On 15.01.24 11:26, Christian König wrote:
Am 14.01.24 um 14:00 schrieb Friedrich Vock:
If the IH ring buffer overflows, it's possible that fence signal events
were lost. Check each ring for progress to prevent job timeouts/GPU
hangs due to the fences staying unsignaled despite the work being done.
That's completely unnecessary and in some cases even harmful.
How is it harmful? The only effect it can have is prevent unnecessary
GPU hangs, no? It's not like it hides any legitimate errors that you'd
otherwise see.
We already have a timeout handler for that and overflows point to
severe system problem so they should never occur in a production system.

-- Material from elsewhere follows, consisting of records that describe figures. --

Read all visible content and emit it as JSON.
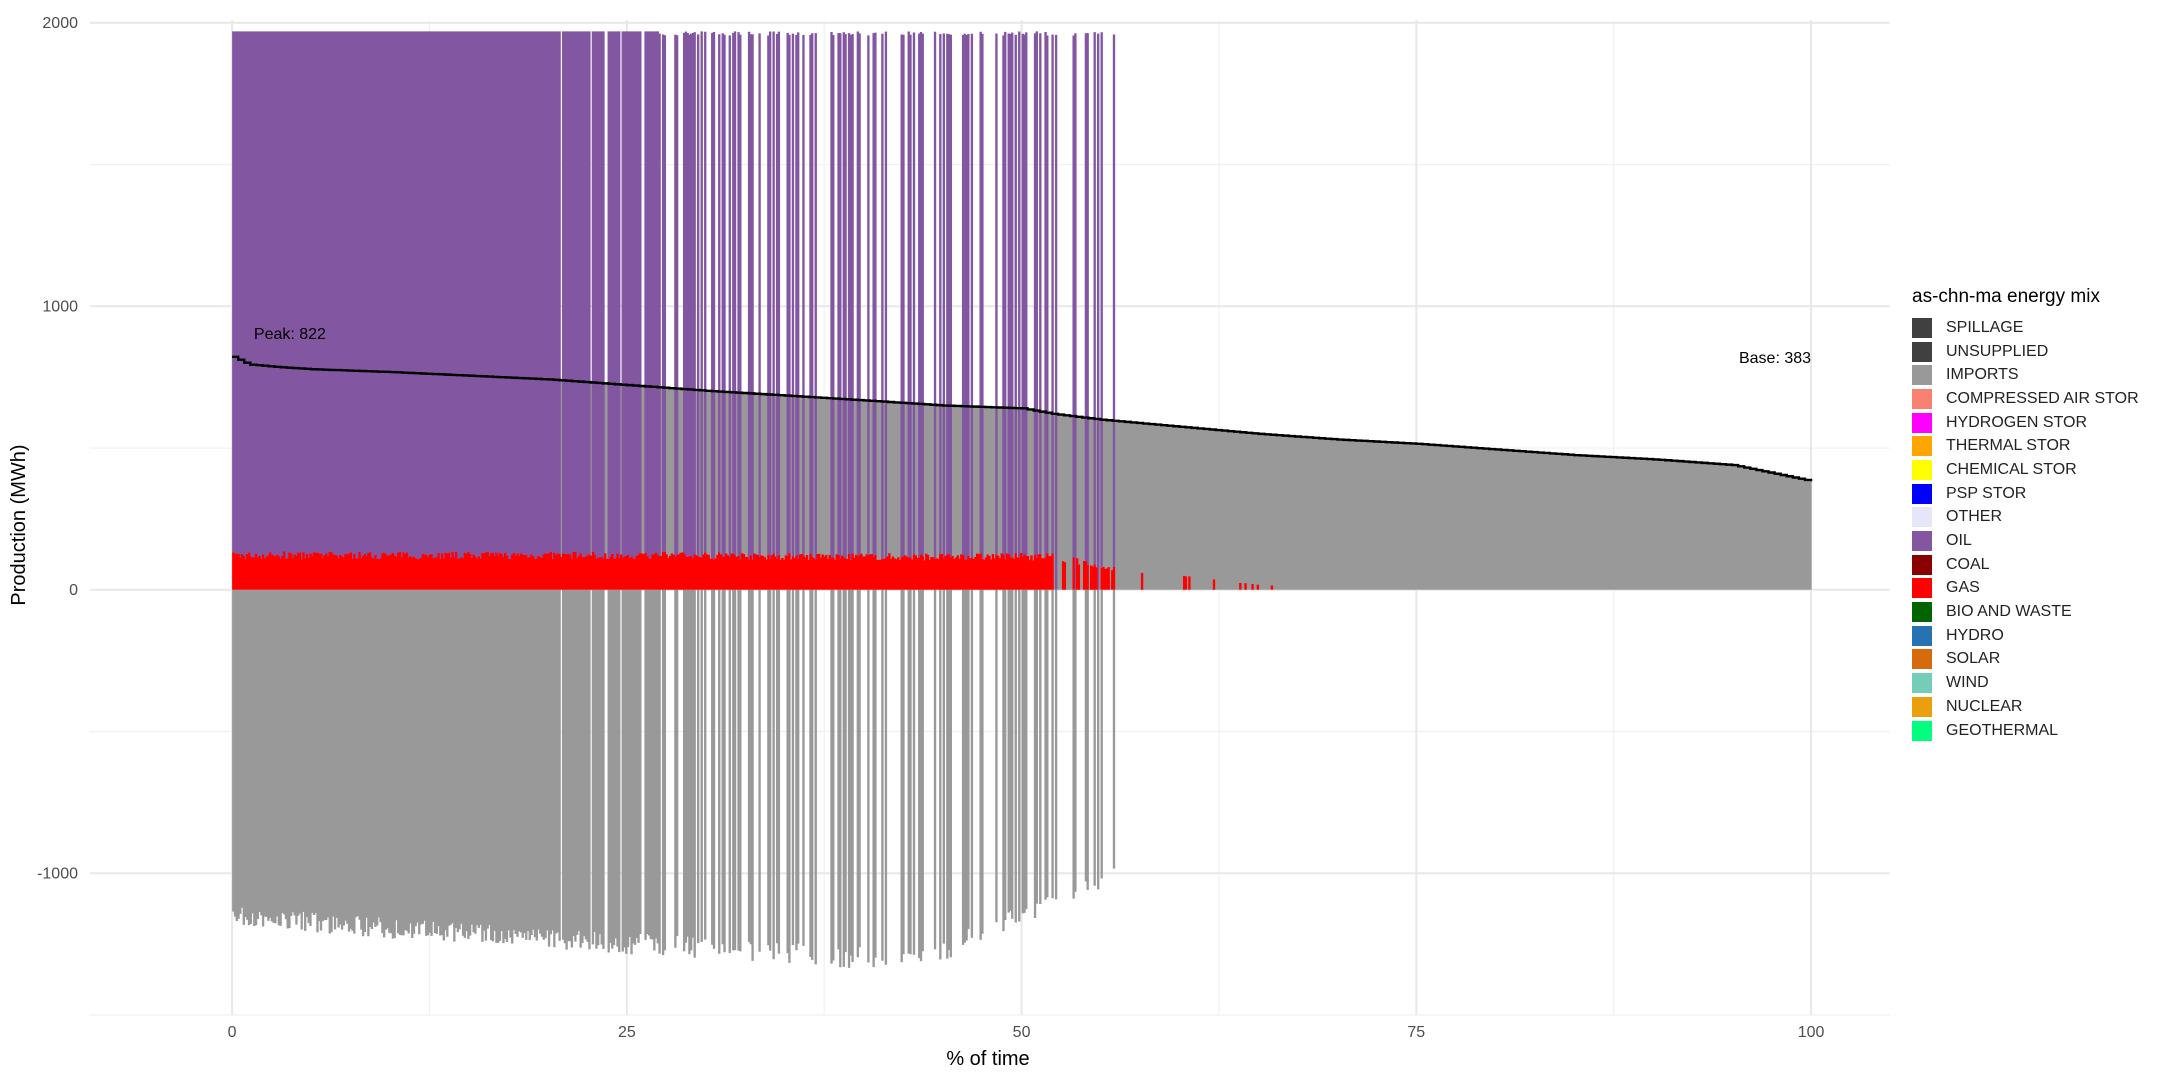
{
  "chart_data": {
    "type": "area",
    "title": "",
    "xlabel": "% of time",
    "ylabel": "Production (MWh)",
    "xlim": [
      -9,
      105
    ],
    "ylim": [
      -1500,
      2010
    ],
    "x_ticks": [
      0,
      25,
      50,
      75,
      100
    ],
    "y_ticks": [
      -1000,
      0,
      1000,
      2000
    ],
    "grid": true,
    "legend_position": "right",
    "legend_title": "as-chn-ma energy mix",
    "legend": [
      {
        "name": "SPILLAGE",
        "color": "#404040"
      },
      {
        "name": "UNSUPPLIED",
        "color": "#404040"
      },
      {
        "name": "IMPORTS",
        "color": "#999999"
      },
      {
        "name": "COMPRESSED AIR STOR",
        "color": "#FA8072"
      },
      {
        "name": "HYDROGEN STOR",
        "color": "#FF00FF"
      },
      {
        "name": "THERMAL STOR",
        "color": "#FFA500"
      },
      {
        "name": "CHEMICAL STOR",
        "color": "#FFFF00"
      },
      {
        "name": "PSP STOR",
        "color": "#0000FF"
      },
      {
        "name": "OTHER",
        "color": "#E6E6FA"
      },
      {
        "name": "OIL",
        "color": "#8356A2"
      },
      {
        "name": "COAL",
        "color": "#8B0000"
      },
      {
        "name": "GAS",
        "color": "#FF0000"
      },
      {
        "name": "BIO AND WASTE",
        "color": "#006400"
      },
      {
        "name": "HYDRO",
        "color": "#2772B2"
      },
      {
        "name": "SOLAR",
        "color": "#D66B0D"
      },
      {
        "name": "WIND",
        "color": "#74CDB9"
      },
      {
        "name": "NUCLEAR",
        "color": "#E9A00C"
      },
      {
        "name": "GEOTHERMAL",
        "color": "#00FF7F"
      }
    ],
    "load_duration_curve": {
      "x": [
        0,
        1,
        3,
        5,
        10,
        15,
        20,
        25,
        30,
        35,
        40,
        45,
        50,
        52,
        55,
        60,
        65,
        70,
        75,
        80,
        85,
        90,
        95,
        100
      ],
      "y": [
        822,
        795,
        785,
        778,
        768,
        755,
        742,
        722,
        702,
        685,
        668,
        650,
        640,
        620,
        600,
        575,
        550,
        530,
        515,
        495,
        475,
        460,
        440,
        383
      ]
    },
    "series": [
      {
        "name": "OIL",
        "x": [
          0,
          20,
          27,
          40,
          47,
          52,
          56
        ],
        "y": [
          1970,
          1970,
          1970,
          1970,
          1970,
          1970,
          1970
        ]
      },
      {
        "name": "GAS",
        "x": [
          0,
          20,
          27,
          40,
          47,
          52,
          56,
          65,
          70
        ],
        "y": [
          135,
          135,
          135,
          130,
          130,
          130,
          80,
          20,
          10
        ]
      },
      {
        "name": "IMPORTS",
        "x": [
          0,
          10,
          20,
          27,
          35,
          40,
          45,
          52,
          56,
          60
        ],
        "y": [
          -1150,
          -1195,
          -1230,
          -1255,
          -1280,
          -1300,
          -1270,
          -1100,
          -1000,
          -900
        ]
      }
    ],
    "annotations": [
      {
        "text": "Peak: 822",
        "x": 1,
        "y": 885
      },
      {
        "text": "Base: 383",
        "x": 100,
        "y": 800
      }
    ]
  }
}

IH ring buffer overflows are pretty reliably reproducible if you trigger
a lot of page faults, at least on Deck. Why shouldn't enough page faults
in quick succession be able to overflow the IH ring buffer?

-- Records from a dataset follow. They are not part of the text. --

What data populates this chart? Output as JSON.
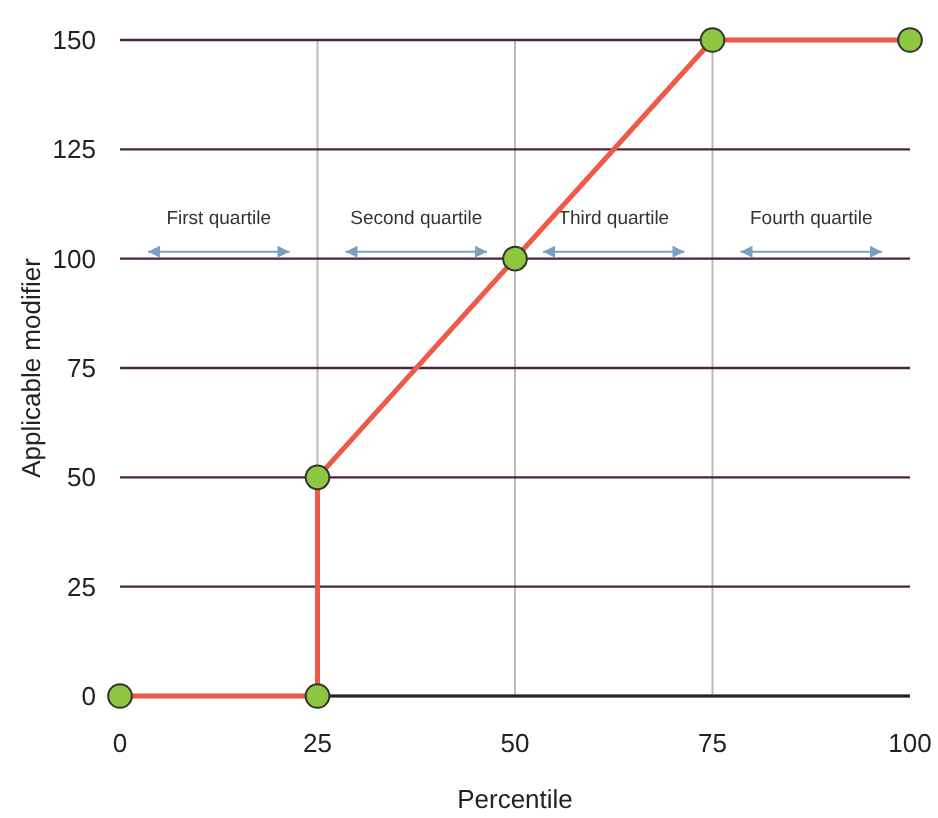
{
  "chart_data": {
    "type": "line",
    "xlabel": "Percentile",
    "ylabel": "Applicable modifier",
    "x": [
      0,
      25,
      25,
      50,
      75,
      100
    ],
    "series": [
      {
        "color": "#ee5a48",
        "values": [
          0,
          0,
          50,
          100,
          150,
          150
        ]
      }
    ],
    "xlim": [
      0,
      100
    ],
    "xticks": [
      0,
      25,
      50,
      75,
      100
    ],
    "ylim": [
      0,
      150
    ],
    "yticks": [
      0,
      25,
      50,
      75,
      100,
      125,
      150
    ],
    "grid": true,
    "marker": "circle",
    "annotations": [
      "First quartile",
      "Second quartile",
      "Third quartile",
      "Fourth quartile"
    ]
  }
}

The fence fallback timer as it is now is useless for this because it
only gets triggered once after 0.5s. I guess an alternative approach
would be to make a timer trigger for each work item in flight every
0.5s, but why should that be better than just handling overflow errors
as they occur?
Regards,
Friedrich
Regards,
Christian.
Cc: Joshua Ashton <joshua@xxxxxxxxx>
Cc: Alex Deucher <alexander.deucher@xxxxxxx>
Cc: stable@xxxxxxxxxxxxxxx
Signed-off-by: Friedrich Vock <friedrich.vock@xxxxxx>
---
drivers/gpu/drm/amd/amdgpu/amdgpu_ih.c | 15 +++++++++++++++
1 file changed, 15 insertions(+)
diff --git a/drivers/gpu/drm/amd/amdgpu/amdgpu_ih.c
b/drivers/gpu/drm/amd/amdgpu/amdgpu_ih.c
index f3b0aaf3ebc6..2a246db1d3a7 100644
--- a/drivers/gpu/drm/amd/amdgpu/amdgpu_ih.c
+++ b/drivers/gpu/drm/amd/amdgpu/amdgpu_ih.c
@@ -209,6 +209,7 @@ int amdgpu_ih_process(struct amdgpu_device *adev,
struct amdgpu_ih_ring *ih)
{
unsigned int count;
u32 wptr;
+ int i;
if (!ih->enabled || adev->shutdown)
return IRQ_NONE;
@@ -227,6 +228,20 @@ int amdgpu_ih_process(struct amdgpu_device
*adev, struct amdgpu_ih_ring *ih)
ih->rptr &= ih->ptr_mask;
}
+ /* If the ring buffer overflowed, we might have lost some fence
+ * signal interrupts. Check if there was any activity so the signal
+ * doesn't get lost.
+ */
+ if (ih->overflow) {
+ for (i = 0; i < AMDGPU_MAX_RINGS; ++i) {
+ struct amdgpu_ring *ring = adev->rings[i];
+
+ if (!ring || !ring->fence_drv.initialized)
+ continue;
+ amdgpu_fence_process(ring);
+ }
+ }
+
amdgpu_ih_set_rptr(adev, ih);
wake_up_all(&ih->wait_process);
--
2.43.0